The building was designated a New York City Landmark in 1977 for its "special character, special historical and aesthetic interest and value as part of the development, heritage and cultural characteristics of New York City." The building was added to the National Register of Historic Places on December 16, 1982.

In 1986, the building no longer housed an art school. The building, purchased by Altro Health and Rehabilitation Services, was used as vocational training center. Touro College purchased the building in 1990 or 1991. In 1992, the building underwent a $750,000 renovation, led by the architectural firm Lemberger Brody Associates, and became the school's Lexington Avenue campus, It had ten classrooms, a library, two reading rooms, and a laboratory. The building retained its oversized windows and skylights. Classes began in September 1992. Touro sold it in 2006 to Lexington Landmark Properties. It is now the site of Dover Street Market, having undergone an architectural project that reflected the design aesthetics of founder Rei Kawakubo, which was implemented by architect Richard H. Lewis. The interior of the building includes a glass elevator, three 60-foot pillars, and art installations.

==Educational developments==
By 1910, 4,000 women had attended the school. Beginning that year, an affiliation with Columbia University allowed the design school's students to take courses at Columbia for two years, and then enroll in Columbia. The affiliation continued until 1912 when the Atelier Columbia was established; Atelier Corbett was a forerunner of this organization. Austin W. Lord was also an instructor of architecture courses. In 1915, architect James Monroe Hewlett and Anne Dornin were architecture instructors.

For her role with the school, Dunlap Hopkins was awarded the Michael Friedsam Gold Medal. The citation stated, "Courageous leader in the education of women, student of the arts and friend of the artists, sympathetic teacher of young designers destined to improve by their work and their ideas the standards of art in industry, founder of the New York School of Applied Design and for 45 years its guide and counselor, devout adherent of the belief that the might of the fine design will make the right of successful industrial art." She died in 1939.

Architect Corbett became President of the school in 1938, a position he held until his death in 1954.

==Alumni==

- Ruth Maxon Adams
- Ilse Bischoff
- Isabel Bishop
- Rosina Cox Boardman
- Bessie Marsh Brewer
- Minna Citron
- Mary Gannon and Alice Hands, cofounders of Gannon and Hands
- Minetta Good
- Dorothy Grider
- Martha Brookes Hutcheson
- Hildreth Meiere
- Eugenie Shonnard
- Nina Spalding Stevens

==Organizational changes==
===New York Phoenix School of Design===
The school reincorporated as the co-educational New York Phoenix School of Design in 1944, after merging with the Phoenix Art Institute that was founded in 1925.

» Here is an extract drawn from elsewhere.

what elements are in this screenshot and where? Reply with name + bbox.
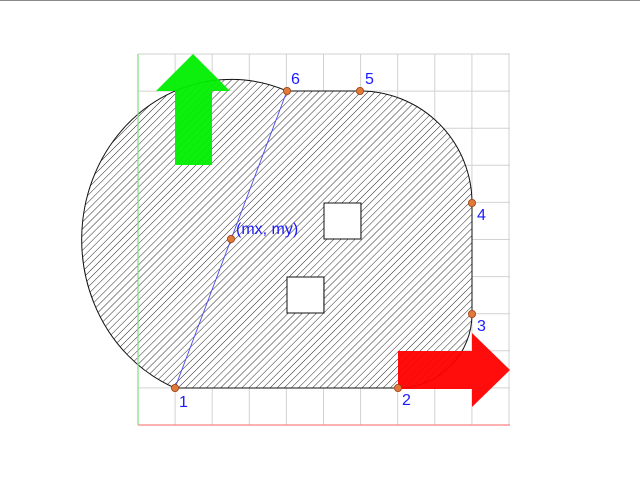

===Merger with Pratt Institute===
In 1974, the New York Phoenix School of Design merged with the Pratt Institute to form the Pratt-Phoenix School of Design, which offered three-year certificate programs in art and design. In 1979, it was renamed the Pratt Manhattan Center. In 1986, the building was sold and was no longer used as an art school. Records are archived at the Pratt Institute in Brooklyn, New York.

==In popular culture==
On the CBS television show Person of Interest, the building at 160 Lexington Avenue was used in the 2011 pilot episode for exterior shots of the "Library" which was the base of operations for Harold Finch and his team.